Во мне вспыхнуло нехорошее чувство: было стыдно перед женою, нестерпимо стыдно и за себя, и за нее, будто меня поймали с поличным. "Что же делать? Что делать?"– терялся я, не находя выхода.
– Дети! – вдруг торжественно объявил Илья Федорович, вставая. – Примите от меня подарок.
– Какой, папочка?
– Я отдаю вам свои деньги. Купите легковую машину.
– Но... зачем нам машина?
– Сейчас, дочка, время такое: без машины ты вроде и не:человек,– – А как же ты? Тебе она нужнее.
– Что я? За меня не беспокойтесь. Жив буду– заработаю! – прибавил он с гордостью и крепкой, веселой уверенностью в себе. – Пчелишки еще принесут.
– Ну, смотри, папа... – Надя, вопросительно поглядывая на меня, не могла скрыть растерянности.
На другой день об этом стало известно компаньонам.
Нисколько не смущаясь моего присутствия, как бы вовсе не замечая меня, Матвеич укорял тестя:
– Зря вы их поважаете, Федорович, зря!
– Дети! Для них и живем. Мне уже ничего не надо.
– Эх-хе-хе! – Матвеич постучал фигурным молотком по рамке. – Чудные вы, Федорович. Нехай сами наживають. Зачем тогда и перчить тут, надрываться?
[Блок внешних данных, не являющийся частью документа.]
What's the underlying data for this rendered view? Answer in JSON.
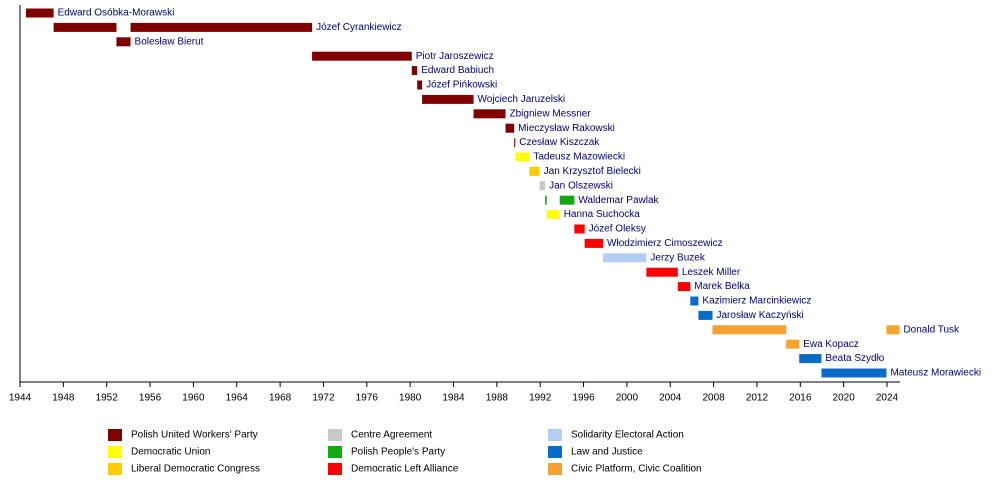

Гордеич, воробьем нахохлившись, ерзал на пустом улье и помалкивал, не высказывал своего мнения, но по всему было видно – умом и сердцем он принял сторону Матвеича.
– Старая у меня закваска. Не привык в холодке отсиживаться. Работаю на всю катушку.
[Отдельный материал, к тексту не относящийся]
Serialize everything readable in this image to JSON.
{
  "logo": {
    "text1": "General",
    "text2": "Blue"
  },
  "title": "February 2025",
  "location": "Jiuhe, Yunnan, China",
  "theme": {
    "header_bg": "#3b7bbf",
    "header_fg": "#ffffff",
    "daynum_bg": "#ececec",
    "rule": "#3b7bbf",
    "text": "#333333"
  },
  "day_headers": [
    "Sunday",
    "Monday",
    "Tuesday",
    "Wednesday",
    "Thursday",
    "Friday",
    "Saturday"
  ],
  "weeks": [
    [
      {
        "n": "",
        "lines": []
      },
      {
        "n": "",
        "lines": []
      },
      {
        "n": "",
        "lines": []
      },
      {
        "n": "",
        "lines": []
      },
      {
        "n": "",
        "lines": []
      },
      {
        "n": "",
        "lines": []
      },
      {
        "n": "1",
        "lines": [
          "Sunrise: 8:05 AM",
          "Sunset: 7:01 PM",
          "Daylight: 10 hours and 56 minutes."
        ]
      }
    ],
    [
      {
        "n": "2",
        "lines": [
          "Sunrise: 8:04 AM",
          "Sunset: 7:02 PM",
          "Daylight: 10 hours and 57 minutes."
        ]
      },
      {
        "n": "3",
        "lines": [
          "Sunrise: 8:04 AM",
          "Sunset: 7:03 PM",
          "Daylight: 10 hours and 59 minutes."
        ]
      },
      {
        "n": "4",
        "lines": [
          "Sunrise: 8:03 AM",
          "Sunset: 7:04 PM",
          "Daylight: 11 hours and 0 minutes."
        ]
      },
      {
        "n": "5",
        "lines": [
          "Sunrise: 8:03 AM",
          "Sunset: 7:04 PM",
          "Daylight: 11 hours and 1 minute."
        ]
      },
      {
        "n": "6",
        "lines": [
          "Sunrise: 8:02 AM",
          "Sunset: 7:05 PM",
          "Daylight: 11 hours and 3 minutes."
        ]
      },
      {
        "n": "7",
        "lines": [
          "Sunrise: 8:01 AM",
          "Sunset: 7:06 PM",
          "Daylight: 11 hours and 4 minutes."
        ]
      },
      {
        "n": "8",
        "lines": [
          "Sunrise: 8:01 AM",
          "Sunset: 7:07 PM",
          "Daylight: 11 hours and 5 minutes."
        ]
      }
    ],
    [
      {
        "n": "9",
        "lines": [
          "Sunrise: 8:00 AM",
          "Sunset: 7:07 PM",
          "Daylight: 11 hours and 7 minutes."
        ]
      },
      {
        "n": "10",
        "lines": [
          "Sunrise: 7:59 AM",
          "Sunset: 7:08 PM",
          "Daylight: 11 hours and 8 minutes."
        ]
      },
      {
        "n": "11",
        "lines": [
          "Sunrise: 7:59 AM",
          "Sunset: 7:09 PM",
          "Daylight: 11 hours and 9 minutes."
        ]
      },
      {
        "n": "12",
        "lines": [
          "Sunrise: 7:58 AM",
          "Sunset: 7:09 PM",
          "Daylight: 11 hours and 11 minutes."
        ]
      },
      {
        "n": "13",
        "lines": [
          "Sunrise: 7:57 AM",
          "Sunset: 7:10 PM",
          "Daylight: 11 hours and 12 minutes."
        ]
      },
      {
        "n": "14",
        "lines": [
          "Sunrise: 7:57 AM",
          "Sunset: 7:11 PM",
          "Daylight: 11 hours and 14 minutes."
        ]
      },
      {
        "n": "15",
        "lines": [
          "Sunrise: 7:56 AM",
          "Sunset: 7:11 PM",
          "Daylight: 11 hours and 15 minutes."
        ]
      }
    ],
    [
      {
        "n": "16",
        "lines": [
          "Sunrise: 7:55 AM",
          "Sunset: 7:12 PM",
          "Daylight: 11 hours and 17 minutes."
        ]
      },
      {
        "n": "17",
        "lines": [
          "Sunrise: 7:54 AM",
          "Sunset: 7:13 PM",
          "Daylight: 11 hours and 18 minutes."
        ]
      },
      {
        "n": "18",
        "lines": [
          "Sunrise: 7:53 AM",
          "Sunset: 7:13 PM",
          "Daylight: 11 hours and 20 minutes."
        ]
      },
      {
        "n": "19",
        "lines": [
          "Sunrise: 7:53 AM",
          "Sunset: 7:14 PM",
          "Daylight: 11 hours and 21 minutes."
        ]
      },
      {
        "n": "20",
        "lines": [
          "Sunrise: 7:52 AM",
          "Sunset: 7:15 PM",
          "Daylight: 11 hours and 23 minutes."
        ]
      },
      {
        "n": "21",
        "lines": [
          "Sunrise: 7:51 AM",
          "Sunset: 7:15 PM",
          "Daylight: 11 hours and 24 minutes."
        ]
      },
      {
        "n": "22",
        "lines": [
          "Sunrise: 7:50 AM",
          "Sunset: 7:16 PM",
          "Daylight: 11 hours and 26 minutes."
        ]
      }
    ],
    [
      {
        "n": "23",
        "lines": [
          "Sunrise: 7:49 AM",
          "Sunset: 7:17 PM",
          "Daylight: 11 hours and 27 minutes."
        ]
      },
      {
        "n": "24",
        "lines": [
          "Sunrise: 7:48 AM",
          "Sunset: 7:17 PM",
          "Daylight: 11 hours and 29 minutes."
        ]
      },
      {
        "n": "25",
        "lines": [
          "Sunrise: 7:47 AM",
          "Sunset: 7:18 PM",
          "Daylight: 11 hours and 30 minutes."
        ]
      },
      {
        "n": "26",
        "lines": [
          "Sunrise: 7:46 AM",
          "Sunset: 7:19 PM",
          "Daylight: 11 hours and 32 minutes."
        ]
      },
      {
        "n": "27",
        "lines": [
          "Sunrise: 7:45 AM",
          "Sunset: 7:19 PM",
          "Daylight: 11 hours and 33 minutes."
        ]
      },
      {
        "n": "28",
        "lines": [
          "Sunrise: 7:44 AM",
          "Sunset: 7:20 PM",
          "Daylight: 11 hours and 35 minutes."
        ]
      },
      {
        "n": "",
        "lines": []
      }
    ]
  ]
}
– На кого?! – Неожиданно тонко для своего хриплого голоса вскрикнул Гордеич, вскочил с улья и развел перед ним руки. – Ёк-макарёк! Пыль по ветру! Опять сидишь на бобах!
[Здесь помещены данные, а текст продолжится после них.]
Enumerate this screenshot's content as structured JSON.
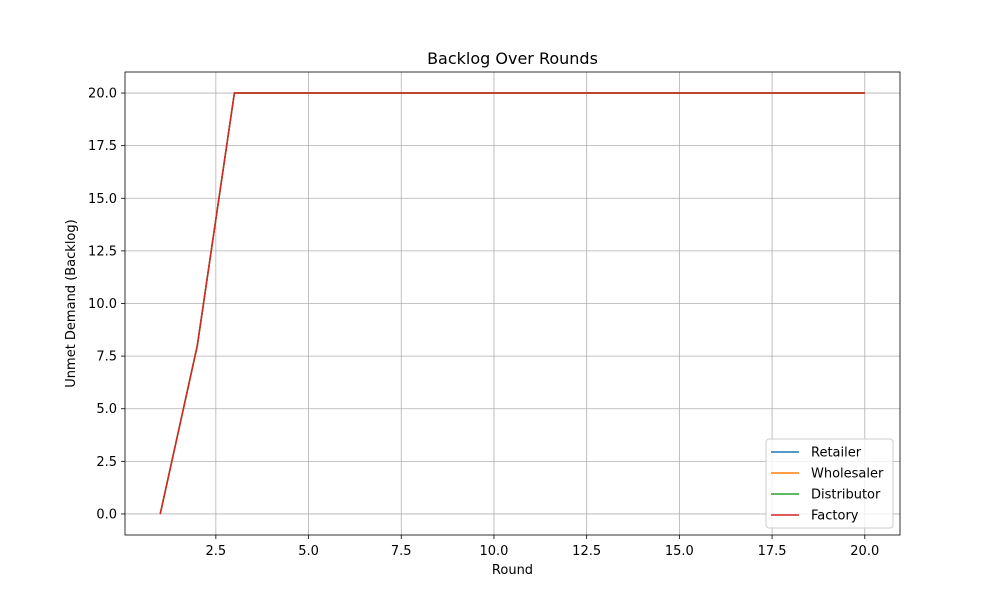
{
  "chart_data": {
    "type": "line",
    "title": "Backlog Over Rounds",
    "xlabel": "Round",
    "ylabel": "Unmet Demand (Backlog)",
    "xlim": [
      0.05,
      20.95
    ],
    "ylim": [
      -1.0,
      21.0
    ],
    "xticks": [
      2.5,
      5.0,
      7.5,
      10.0,
      12.5,
      15.0,
      17.5,
      20.0
    ],
    "xtick_labels": [
      "2.5",
      "5.0",
      "7.5",
      "10.0",
      "12.5",
      "15.0",
      "17.5",
      "20.0"
    ],
    "yticks": [
      0.0,
      2.5,
      5.0,
      7.5,
      10.0,
      12.5,
      15.0,
      17.5,
      20.0
    ],
    "ytick_labels": [
      "0.0",
      "2.5",
      "5.0",
      "7.5",
      "10.0",
      "12.5",
      "15.0",
      "17.5",
      "20.0"
    ],
    "grid": true,
    "legend_position": "lower-right",
    "x": [
      1,
      2,
      3,
      4,
      5,
      6,
      7,
      8,
      9,
      10,
      11,
      12,
      13,
      14,
      15,
      16,
      17,
      18,
      19,
      20
    ],
    "series": [
      {
        "name": "Retailer",
        "color": "#1f77b4",
        "values": [
          0,
          8,
          20,
          20,
          20,
          20,
          20,
          20,
          20,
          20,
          20,
          20,
          20,
          20,
          20,
          20,
          20,
          20,
          20,
          20
        ]
      },
      {
        "name": "Wholesaler",
        "color": "#ff7f0e",
        "values": [
          0,
          8,
          20,
          20,
          20,
          20,
          20,
          20,
          20,
          20,
          20,
          20,
          20,
          20,
          20,
          20,
          20,
          20,
          20,
          20
        ]
      },
      {
        "name": "Distributor",
        "color": "#2ca02c",
        "values": [
          0,
          8,
          20,
          20,
          20,
          20,
          20,
          20,
          20,
          20,
          20,
          20,
          20,
          20,
          20,
          20,
          20,
          20,
          20,
          20
        ]
      },
      {
        "name": "Factory",
        "color": "#d62728",
        "values": [
          0,
          8,
          20,
          20,
          20,
          20,
          20,
          20,
          20,
          20,
          20,
          20,
          20,
          20,
          20,
          20,
          20,
          20,
          20,
          20
        ]
      }
    ]
  }
}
– Сидять, – печально подтвердил Матвеич.
– Вам про Фому, а вы про Ерему, – сердито отчитывал их тесть. – Что ж, бирюком жаться? Дети!
– Думаете, они вспомнють о нас? – Матвеич бесцеремонно кивнул на сидевшую в отдалении Надю и молотком пристукнул.
– Обязательно! Даже не сомневайся.
– Ага, одряхлеете – пинка дадуть. Мой вон уже косится на отца. А тянеть со двора живым и мертвым.
– А-а-а! – Гордеич в сердцах махнул рукой и пошел к своей пасеке.
– Зык его укусил, – засмеялся Матвеич.
Их укоры прибавляли тестю уверенности. Он похаживал с важною осанкою, с видом человека, который не потерял, а скорее приобрел нечто бесценное и при всех гордится находкой.
Его решение мне не понравилось с самого начала, а то, что я не отказался от "подарка" сразу, объяснялось моим нежеланием огорчить тестя в радостные для него минуты.
Я видел: и Надя чем-то озадачена. В полдень настоялась жара, и мы отправились с нею купаться на озеро.
Сняв туфли, жена молча шла по траве, украдкою бросая на меня внимательные взгляды, и наконец сказала:
– Ты очень изменился. Какой-то чужой... Разве ты не рад моему приезду?
– Рад.
– Свежо преданье... И не работал над этюдами, – продолжала она с тревогою.
– Не было настроения.
– Понимаю. – Надя выдержала задумчивую паузу. – Будем считать, кошмарный сон позади. Вам так повезло, я даже не верю... А что ты думаешь о папином широком жесте? Он всегда что-нибудь выдумает.
– Его денег мы не возьмем, – сказал я. – Пусть старик купит себе "Запорожца".
– Да, это будет лучше.
– Но пока не надо расстраивать его отказом. С этим уладим после.
– Хорошо, милый. Нам не потребуется много денег.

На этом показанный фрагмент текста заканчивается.